Result in average points: Me = 9.2, Firm 5 = 11.60
End of game Summary (against all 5 Firms) me 80, them 71.60. Hee Hee Hee, I’m the winner!
Second format played was called “Serendip” here is the link:
Same Prisoner’s Dilemma scenario, close to the same pay-out system. There are two rather important differences between this and the Opponent Personalities format detailed above.
First difference: That the number of rounds played in each game is not fixed (in the previous format there were 25 rounds). The game ends when the “fiendish cyberspace wizard” decides to bring it to an end. This changes the strategy if the player is planning their moves based on average winnings.
Second difference: At the end of the game the “fiendish cyberspace wizard” supplies critique of how I played the game. I was surprised to see how much these textual comments effected my play.
I play my usual “Cooperate and hope that my Partner does the same” and indeed that was the case. The “fiendish cyberspace wizard” ended the game after 18 rounds and said “You might want to try a new strategy”. Of course, I understand the written meaning of “you missed out on bigger gains” and the unwritten message “you are not very smart to choose lesser gains”.
I maintain my Cooperate every round, my Partner and I end with the same amount of coins. The “fiendish cyberspace wizard” stops the game after 10 rounds and asks me if I think this is the BEST strategy; repeating that I might want to try a new strategy.
I go back and forth between Cooperate and Compete and it ends with the “fiendish cyberspace wizard” saying”not bad, but I’ll bet you can do better”.
I notice that my Partner is choosing to Compete a lot so I do too with this resulting critique from the “fiendish cyberspace wizard” saying I won but that I was “flirting with an Inconceivable foul fate”. Pretty harsh coming from a faceless machine!
I understand that the game wanted me to take more risks to obtain possible rewards, but that is not in my nature.

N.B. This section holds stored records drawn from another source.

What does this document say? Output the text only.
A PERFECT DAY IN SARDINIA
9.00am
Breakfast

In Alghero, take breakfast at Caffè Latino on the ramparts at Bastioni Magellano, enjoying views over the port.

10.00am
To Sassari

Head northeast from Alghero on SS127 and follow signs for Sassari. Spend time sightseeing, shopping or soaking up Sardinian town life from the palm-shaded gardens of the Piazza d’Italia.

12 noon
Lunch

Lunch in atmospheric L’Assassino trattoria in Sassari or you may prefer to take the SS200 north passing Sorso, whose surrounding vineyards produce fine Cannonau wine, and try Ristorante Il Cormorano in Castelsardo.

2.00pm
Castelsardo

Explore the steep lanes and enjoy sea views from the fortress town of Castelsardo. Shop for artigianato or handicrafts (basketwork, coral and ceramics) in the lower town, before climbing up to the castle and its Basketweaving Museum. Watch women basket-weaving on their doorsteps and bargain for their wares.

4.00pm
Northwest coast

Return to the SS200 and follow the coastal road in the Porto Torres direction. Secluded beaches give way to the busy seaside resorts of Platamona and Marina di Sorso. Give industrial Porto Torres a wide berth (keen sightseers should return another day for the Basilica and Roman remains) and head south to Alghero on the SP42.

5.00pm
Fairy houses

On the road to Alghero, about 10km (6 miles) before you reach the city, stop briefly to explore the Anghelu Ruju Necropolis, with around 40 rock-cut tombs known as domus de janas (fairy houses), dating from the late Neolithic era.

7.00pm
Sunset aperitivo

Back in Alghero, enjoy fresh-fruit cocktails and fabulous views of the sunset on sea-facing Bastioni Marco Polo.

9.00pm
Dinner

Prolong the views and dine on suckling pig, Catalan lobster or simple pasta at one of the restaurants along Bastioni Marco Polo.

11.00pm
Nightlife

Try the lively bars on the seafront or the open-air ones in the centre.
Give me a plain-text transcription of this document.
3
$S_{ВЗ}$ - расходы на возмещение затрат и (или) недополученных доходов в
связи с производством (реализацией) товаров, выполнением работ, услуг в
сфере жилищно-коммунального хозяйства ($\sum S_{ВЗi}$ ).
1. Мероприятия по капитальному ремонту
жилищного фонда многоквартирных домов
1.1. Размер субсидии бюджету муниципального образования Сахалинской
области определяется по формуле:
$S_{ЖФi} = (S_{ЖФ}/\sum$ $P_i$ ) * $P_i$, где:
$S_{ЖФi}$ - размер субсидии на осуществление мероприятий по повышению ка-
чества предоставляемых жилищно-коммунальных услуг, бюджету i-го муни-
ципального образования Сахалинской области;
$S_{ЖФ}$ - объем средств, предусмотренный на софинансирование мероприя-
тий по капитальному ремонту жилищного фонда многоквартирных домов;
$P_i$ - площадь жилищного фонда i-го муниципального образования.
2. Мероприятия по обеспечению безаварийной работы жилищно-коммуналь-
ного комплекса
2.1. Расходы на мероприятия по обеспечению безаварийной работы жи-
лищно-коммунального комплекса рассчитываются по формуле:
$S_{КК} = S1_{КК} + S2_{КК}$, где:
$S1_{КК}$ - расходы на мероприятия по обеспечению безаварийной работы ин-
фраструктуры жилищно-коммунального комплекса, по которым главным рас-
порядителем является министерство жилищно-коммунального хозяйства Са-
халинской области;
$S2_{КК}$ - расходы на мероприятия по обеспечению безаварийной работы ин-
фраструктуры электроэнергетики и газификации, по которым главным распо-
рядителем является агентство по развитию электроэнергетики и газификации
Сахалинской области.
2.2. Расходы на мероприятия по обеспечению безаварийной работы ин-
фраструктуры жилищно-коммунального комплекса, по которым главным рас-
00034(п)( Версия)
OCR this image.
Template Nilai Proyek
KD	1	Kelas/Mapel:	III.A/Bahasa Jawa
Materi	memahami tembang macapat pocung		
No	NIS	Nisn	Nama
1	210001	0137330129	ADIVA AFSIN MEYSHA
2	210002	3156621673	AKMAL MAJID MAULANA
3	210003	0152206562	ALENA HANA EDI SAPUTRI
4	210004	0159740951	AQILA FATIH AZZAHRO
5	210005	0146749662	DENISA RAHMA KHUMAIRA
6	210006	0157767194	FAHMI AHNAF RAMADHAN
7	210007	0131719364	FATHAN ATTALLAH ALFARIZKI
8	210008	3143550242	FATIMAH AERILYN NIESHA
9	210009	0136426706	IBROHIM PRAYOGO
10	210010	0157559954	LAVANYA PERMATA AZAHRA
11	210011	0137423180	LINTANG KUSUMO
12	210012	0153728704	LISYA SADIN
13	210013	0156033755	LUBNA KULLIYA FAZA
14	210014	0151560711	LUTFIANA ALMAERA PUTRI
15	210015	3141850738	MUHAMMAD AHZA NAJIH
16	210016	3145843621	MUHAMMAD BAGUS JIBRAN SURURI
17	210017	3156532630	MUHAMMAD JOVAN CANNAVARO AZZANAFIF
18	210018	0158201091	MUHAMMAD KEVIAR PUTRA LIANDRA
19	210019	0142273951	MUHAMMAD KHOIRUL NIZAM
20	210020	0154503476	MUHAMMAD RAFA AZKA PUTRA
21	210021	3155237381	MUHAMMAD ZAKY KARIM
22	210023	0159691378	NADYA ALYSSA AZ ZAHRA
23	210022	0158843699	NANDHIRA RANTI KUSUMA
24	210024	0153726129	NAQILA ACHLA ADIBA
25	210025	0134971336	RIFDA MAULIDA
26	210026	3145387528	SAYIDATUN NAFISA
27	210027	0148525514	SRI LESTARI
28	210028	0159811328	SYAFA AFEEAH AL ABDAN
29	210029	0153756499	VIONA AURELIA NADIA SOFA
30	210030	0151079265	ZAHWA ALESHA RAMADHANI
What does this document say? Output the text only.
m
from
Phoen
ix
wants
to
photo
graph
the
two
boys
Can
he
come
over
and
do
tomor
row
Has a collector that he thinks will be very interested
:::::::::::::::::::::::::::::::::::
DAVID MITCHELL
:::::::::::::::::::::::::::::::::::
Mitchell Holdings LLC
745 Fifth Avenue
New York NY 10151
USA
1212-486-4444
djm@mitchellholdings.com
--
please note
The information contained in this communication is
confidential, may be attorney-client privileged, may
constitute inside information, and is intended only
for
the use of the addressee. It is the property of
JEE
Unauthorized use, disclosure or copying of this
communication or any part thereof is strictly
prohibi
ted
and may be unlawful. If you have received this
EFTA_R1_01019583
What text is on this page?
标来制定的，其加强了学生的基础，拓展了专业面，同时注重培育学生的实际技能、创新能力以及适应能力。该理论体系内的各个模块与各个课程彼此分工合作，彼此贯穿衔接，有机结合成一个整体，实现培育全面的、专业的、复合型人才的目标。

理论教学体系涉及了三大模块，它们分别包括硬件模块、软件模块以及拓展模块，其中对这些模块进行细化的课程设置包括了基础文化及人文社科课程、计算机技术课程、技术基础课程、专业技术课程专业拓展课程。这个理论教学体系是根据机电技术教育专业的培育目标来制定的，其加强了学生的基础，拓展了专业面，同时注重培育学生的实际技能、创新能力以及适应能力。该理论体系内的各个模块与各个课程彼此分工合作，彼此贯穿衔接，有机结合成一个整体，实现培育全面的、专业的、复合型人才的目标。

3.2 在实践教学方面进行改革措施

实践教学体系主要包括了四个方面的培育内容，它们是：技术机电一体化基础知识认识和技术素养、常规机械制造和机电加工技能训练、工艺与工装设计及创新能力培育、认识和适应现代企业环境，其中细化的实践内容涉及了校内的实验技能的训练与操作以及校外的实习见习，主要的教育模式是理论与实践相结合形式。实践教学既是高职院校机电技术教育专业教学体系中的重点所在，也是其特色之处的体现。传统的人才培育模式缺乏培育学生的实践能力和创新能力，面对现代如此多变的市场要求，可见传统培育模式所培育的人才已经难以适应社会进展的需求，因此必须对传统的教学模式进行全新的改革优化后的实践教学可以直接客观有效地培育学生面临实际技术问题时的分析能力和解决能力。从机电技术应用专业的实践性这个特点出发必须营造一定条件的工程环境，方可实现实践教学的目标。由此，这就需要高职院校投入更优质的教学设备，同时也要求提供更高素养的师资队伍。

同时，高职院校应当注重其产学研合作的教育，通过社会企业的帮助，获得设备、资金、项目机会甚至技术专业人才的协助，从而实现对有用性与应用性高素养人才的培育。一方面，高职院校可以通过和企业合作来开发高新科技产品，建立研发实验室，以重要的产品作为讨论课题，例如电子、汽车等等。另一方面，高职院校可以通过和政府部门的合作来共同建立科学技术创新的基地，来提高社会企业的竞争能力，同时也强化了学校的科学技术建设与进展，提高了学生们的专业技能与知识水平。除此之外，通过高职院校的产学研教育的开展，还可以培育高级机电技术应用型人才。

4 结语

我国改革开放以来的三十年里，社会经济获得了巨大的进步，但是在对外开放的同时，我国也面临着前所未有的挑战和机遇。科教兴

The third format is called Iterated Prisoner’s Dilemma it’s link is:
By this time I was pretty tired of the virtual interview room and trying to out-maneuver my virtual Partner, so my play was a bit dull. This format also critiqued my play at the end of each game. The advice was: “The best possible Mutual Outcome Rating was not achieved.” So, I guess I employed my “Cooperate always” strategy in this format also.